The participation in Worldline is a strategic investment for SIX, with Worldline being a key partner in its payments offering for Swiss banks in particular. In 2018, the sale of SIX Payment Services to Worldline resulted in a positive one-off effect of CHF 2.7bn for SIX whilst significantly strengthening its equity capital.
Furthermore, as a result of increased discount rates as well as lower trading volumes in Spain and in Europe, SIX will recognize a non-cash charge in the fourth quarter 2023 of approximately CHF 340 million relating to an impairment of goodwill attributed to the BME group. BME contributes significantly to the operational and financial success of SIX and remains critical to the growth strategy and competitive position of the group.

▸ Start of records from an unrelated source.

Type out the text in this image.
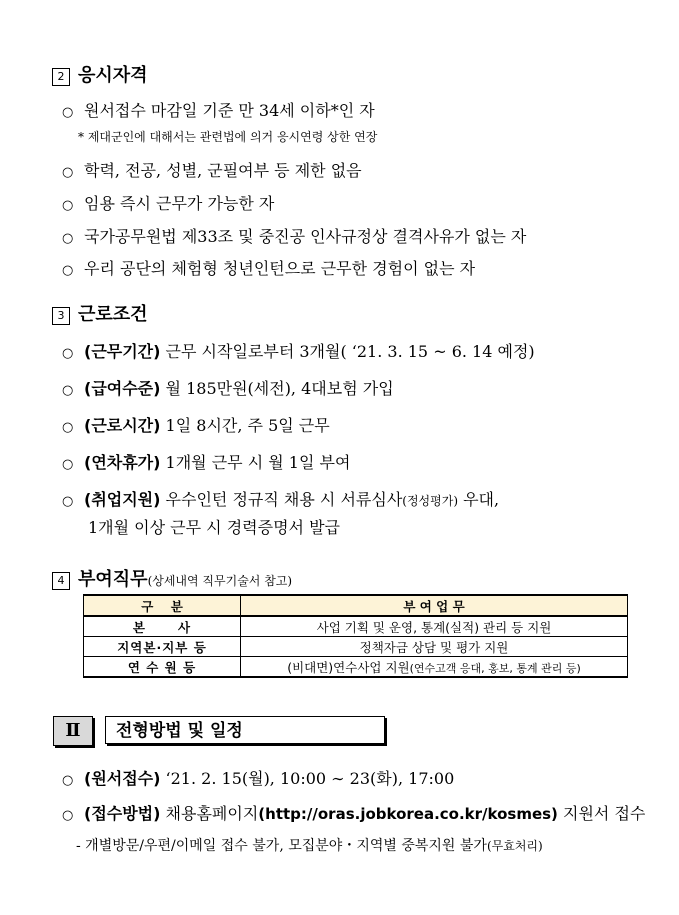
2 응시자격
○ 원서접수 마감일 기준 만 34세 이하*인 자
* 제대군인에 대해서는 관련법에 의거 응시연령 상한 연장
○ 학력, 전공, 성별, 군필여부 등 제한 없음
○ 임용 즉시 근무가 가능한 자
○ 국가공무원법 제33조 및 중진공 인사규정상 결격사유가 없는 자
○ 우리 공단의 체험형 청년인턴으로 근무한 경험이 없는 자
3 근로조건
○ (근무기간) 근무 시작일로부터 3개월( ‘21. 3. 15 ~ 6. 14 예정)
○ (급여수준) 월 185만원(세전), 4대보험 가입
○ (근로시간) 1일 8시간, 주 5일 근무
○ (연차휴가) 1개월 근무 시 월 1일 부여
○ (취업지원) 우수인턴 정규직 채용 시 서류심사(정성평가) 우대,
1개월 이상 근무 시 경력증명서 발급
4 부여직무(상세내역 직무기술서 참고)
구    분	부 여 업 무
본      사	사업 기획 및 운영, 통계(실적) 관리 등 지원
지역본·지부 등	정책자금 상담 및 평가 지원
연 수 원 등	(비대면)연수사업 지원(연수고객 응대, 홍보, 통계 관리 등)
Ⅱ	전형방법 및 일정
○ (원서접수) ‘21. 2. 15(월), 10:00 ∼ 23(화), 17:00
○ (접수방법) 채용홈페이지(http://oras.jobkorea.co.kr/kosmes) 지원서 접수
- 개별방문/우편/이메일 접수 불가, 모집분야・지역별 중복지원 불가(무효처리)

As a result of the above factors, SIX expects to report a negative group net result in the range of CHF 1.0-1.1bn for 2023. The value adjustments will not affect the strong free cash flow generation in 2023, and the capital position of SIX remains strong. The company’s projected equity ratio at year-end after value adjustments will remain above 60%, with a net leverage ratio of approximately 1.5x EBITDA.
For the financial year 2023, the SIX Board of Directors expects to propose a slightly higher dividend than the CHF 5.10 per share paid out in 2023 for the year 2022.
SIX will announce its 2023 full-year results on 13 March 2024.